On Wednesday, the Supreme Court will consider whether the Constitution protects the right of Guantanamo detainees to file writs of habeas corpus in federal court. President Bush says no – because judges should not question decisions about whom the United States chooses to detain in the “war on terrorism.” But the history of Guantanamo itself provides the most compelling reason for rejecting such unbridled claims of executive power.

  • Jonathan Hafetz
Published: December 4, 2007

Cross posted from The Baltimore Sun

On Wednesday, the Supreme Court will consider whether the Constitution protects the right of Guantanamo detainees to file writs of habeas corpus in federal court. President Bush says no – because judges should not question decisions about whom the United States chooses to detain in the “war on terrorism.” But the history of Guantanamo itself provides the most compelling reason for rejecting such unbridled claims of executive power.

In June 2004, the Supreme Court ruled in Rasul v. Bush that detainees at Guantanamo were entitled to file habeas corpus petitions under a federal statute that dates to the nation’s founding. Congress, however, then amended that statute to repeal habeas corpus for Guantanamo detainees and for other foreign nationals held outside the mainland United States. The court will now decide in Boumediene v. Bush whether Congress violated the Constitution.

For Guantanamo’s first 2 1/2 years, the United States imprisoned more than 700 people there incommunicado. No one knew most of the prisoners’ names, let alone how they were treated.

We now know why the administration wanted secrecy, thanks to leaks of internal government memos detailing its strategy. The United States brought prisoners to Guantanamo after Sept. 11, 2001, precisely to avoid habeas corpus and any other legal constraints. President Bush labeled all the detainees “unlawful enemy combatants” and denied them any protections under the Geneva Conventions. Before long, interrogators felt free to act without any check against abuses.

Today, the worst interrogation practices have ceased, but the fundamental problem remains: The Guantanamo detainees (who still number more than 300) have never had their day in court to challenge the accusations against them.
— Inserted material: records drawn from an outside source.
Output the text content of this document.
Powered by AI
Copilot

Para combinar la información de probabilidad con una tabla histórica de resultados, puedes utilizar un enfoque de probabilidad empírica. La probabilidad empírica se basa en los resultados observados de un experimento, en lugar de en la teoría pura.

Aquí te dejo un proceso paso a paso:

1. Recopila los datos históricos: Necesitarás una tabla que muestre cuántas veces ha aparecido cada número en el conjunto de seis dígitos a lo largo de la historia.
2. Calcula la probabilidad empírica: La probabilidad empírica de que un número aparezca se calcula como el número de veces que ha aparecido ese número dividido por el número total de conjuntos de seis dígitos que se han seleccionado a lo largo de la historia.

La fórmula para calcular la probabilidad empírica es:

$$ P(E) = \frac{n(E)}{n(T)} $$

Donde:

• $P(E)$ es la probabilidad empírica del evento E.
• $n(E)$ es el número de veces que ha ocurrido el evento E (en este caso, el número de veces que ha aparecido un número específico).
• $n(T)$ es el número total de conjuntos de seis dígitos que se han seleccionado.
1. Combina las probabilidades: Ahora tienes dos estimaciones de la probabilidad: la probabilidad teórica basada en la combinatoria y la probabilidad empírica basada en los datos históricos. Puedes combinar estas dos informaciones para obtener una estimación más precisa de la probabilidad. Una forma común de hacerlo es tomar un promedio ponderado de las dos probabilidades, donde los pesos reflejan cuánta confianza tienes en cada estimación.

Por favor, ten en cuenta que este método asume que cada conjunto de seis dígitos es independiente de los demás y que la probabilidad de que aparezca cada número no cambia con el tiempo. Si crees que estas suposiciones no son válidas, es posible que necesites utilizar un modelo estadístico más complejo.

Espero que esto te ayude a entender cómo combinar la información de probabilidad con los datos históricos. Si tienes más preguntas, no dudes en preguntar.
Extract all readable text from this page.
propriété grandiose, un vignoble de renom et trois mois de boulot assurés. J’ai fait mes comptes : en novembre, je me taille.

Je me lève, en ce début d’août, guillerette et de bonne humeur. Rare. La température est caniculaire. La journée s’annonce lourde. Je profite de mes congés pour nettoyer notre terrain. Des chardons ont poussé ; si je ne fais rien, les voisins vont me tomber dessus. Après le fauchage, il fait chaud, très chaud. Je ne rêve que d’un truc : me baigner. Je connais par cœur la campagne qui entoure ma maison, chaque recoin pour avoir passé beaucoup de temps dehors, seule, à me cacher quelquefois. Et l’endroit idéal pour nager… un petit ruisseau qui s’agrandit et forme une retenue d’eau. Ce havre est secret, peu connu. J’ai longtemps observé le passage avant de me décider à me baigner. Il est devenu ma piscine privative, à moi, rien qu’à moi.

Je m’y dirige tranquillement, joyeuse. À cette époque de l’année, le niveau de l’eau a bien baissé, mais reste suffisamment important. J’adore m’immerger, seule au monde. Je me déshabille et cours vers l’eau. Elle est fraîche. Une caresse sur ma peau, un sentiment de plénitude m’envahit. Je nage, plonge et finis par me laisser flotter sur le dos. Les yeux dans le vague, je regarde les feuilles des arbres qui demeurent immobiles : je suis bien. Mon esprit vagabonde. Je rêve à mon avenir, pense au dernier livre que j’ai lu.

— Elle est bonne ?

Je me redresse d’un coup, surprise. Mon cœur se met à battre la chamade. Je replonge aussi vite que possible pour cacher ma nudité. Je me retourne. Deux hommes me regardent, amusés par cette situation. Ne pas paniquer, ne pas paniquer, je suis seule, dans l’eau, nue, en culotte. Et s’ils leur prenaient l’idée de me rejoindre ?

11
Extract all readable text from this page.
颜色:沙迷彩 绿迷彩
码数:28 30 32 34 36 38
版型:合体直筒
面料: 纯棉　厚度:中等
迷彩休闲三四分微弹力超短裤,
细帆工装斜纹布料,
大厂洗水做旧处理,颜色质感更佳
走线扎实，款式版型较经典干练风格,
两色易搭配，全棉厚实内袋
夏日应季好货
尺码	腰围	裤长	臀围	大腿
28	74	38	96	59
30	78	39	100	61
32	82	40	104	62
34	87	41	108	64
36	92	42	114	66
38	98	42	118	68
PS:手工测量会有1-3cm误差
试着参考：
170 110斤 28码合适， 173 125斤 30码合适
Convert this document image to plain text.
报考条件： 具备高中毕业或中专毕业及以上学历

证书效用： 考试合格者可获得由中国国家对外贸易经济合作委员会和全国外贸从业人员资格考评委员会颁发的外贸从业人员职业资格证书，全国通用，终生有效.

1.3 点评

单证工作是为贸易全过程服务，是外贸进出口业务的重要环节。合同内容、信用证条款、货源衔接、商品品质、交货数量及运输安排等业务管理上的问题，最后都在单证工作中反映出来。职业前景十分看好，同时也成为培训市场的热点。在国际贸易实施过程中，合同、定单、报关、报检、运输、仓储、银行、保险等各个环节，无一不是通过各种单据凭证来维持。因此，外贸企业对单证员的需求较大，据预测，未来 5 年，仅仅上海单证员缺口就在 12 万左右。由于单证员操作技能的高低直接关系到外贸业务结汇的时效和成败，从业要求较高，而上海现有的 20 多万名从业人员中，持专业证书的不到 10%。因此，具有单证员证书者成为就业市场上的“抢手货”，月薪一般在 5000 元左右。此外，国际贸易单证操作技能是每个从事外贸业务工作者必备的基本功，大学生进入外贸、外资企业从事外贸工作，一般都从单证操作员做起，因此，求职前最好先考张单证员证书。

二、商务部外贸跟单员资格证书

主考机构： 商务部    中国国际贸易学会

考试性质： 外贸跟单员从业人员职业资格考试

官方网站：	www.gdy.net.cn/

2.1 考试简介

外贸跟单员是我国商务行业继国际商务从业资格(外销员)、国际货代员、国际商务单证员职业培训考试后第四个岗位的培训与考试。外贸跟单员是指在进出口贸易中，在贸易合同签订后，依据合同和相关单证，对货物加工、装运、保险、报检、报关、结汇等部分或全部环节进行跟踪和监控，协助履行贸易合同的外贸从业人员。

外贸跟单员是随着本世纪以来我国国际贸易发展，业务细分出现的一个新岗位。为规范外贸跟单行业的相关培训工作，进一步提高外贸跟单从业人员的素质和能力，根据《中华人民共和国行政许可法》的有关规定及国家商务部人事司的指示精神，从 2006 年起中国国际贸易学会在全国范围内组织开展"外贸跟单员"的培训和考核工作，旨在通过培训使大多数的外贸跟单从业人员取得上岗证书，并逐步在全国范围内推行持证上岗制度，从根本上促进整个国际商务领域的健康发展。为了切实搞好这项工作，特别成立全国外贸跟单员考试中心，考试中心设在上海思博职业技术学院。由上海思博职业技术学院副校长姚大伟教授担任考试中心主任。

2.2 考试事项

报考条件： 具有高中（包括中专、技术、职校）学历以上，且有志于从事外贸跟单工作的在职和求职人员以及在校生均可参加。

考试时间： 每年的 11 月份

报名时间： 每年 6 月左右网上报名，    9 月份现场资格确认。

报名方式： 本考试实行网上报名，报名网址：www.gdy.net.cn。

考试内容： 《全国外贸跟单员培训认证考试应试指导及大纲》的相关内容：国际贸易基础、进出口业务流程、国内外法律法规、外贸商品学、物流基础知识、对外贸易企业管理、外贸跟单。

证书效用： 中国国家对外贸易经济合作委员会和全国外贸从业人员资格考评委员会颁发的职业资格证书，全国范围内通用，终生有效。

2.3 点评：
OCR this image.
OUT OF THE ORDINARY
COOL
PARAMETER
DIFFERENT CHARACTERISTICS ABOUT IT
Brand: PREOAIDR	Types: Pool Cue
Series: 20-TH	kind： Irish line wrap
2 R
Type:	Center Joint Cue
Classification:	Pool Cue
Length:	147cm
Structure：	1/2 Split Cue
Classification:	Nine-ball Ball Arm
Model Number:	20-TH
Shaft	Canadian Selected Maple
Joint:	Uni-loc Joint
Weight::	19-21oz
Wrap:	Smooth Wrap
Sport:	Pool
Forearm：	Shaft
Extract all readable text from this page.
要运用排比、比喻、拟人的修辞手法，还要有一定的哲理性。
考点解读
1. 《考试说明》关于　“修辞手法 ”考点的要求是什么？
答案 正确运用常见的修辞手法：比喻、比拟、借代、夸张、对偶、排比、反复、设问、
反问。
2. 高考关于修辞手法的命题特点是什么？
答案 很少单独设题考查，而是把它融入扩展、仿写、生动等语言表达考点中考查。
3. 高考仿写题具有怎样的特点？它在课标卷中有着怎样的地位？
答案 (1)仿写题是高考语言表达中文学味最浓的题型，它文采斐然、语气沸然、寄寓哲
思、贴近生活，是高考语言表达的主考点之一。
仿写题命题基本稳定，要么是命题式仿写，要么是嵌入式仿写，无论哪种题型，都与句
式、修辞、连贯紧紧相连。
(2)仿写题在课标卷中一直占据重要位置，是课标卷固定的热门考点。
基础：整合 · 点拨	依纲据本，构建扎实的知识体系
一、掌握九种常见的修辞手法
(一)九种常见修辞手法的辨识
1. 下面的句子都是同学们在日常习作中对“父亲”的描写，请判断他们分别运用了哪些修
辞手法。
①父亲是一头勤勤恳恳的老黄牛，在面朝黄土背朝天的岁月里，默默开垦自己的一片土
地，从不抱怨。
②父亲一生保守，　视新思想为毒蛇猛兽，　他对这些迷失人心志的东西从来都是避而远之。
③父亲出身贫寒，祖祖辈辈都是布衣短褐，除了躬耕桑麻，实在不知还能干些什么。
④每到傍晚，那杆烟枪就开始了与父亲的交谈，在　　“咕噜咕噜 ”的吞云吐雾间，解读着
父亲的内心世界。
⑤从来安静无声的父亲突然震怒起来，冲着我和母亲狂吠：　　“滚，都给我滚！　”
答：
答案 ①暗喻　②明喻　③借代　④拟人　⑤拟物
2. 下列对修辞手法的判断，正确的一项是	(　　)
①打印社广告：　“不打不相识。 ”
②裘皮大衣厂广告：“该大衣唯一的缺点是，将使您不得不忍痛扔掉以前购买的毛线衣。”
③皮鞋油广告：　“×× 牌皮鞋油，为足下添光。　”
Instead, the administration set up hearings known as Combatant Status Review Tribunals. It claims that these provide an “adequate substitute” for habeas corpus. But the tribunals do not come close to passing constitutional muster.

For centuries, habeas corpus has been a key safeguard against the arbitrary exercise of executive power. It guarantees individuals deprived of their liberty the opportunity to challenge the accusations against them before an impartial judge. The Combatant Status Review Tribunals, by contrast, deny detainees the assistance of counsel, rely largely on secret evidence and prevent detainees from presenting evidence that could establish their innocence.

Further, the tribunals are permeated by command influence. Made up of panels of midlevel officers, the tribunals were convened to review decisions that had already been made, “through multiple levels of review,” that the detainees were enemy combatants. The officers were given no institutional protections of independence. In order to find that the detainees had been improperly classified as enemy combatants, the tribunals would have had to reject the conclusions of their superiors.

The most damning evidence against the tribunals comes not from human rights advocates but from longtime military officials.

Lt. Col. Stephen Abraham, a 26-year veteran of military intelligence who assisted in setting up the tribunals, has described how they made decisions based on a haphazard collection of generic information that “lacked even the most fundamental earmarks of objectively credible evidence.”

Colonel Abraham has also detailed how different government agencies withheld exculpatory evidence from the tribunals and how the three-member panels were pressured from above to find that detainees were enemy combatants. On the few occasions the panels disagreed, Colonel Abraham explains, their superiors ordered them to conduct “do-overs” until they reached the desired result.

Of course, the tribunals were not designed to test the government’s allegations. Rather, they were created to give the appearance of a lawful process for people the administration maintained were not entitled to any process at all.

At bottom, the administration’s argument is the same now as it was when the first prisoners arrived at Guantanamo six years ago: Courts should trust the executive when it comes to terrorism. Even fundamental rights such as habeas corpus, the administration says, must yield to executive say-so on questions of national security.

But experience has taught the opposite: that sweeping claims of presidential power to fight terrorism make habeas corpus more, not less, important. We now know that a number of detainees at Guantanamo were innocent of wrongdoing, including dozens of Uighurs from northwestern China who languished in U.S. custody for years.

Habeas corpus helps ensure not only that the executive detains the right people but also that America remains committed to the rule of law.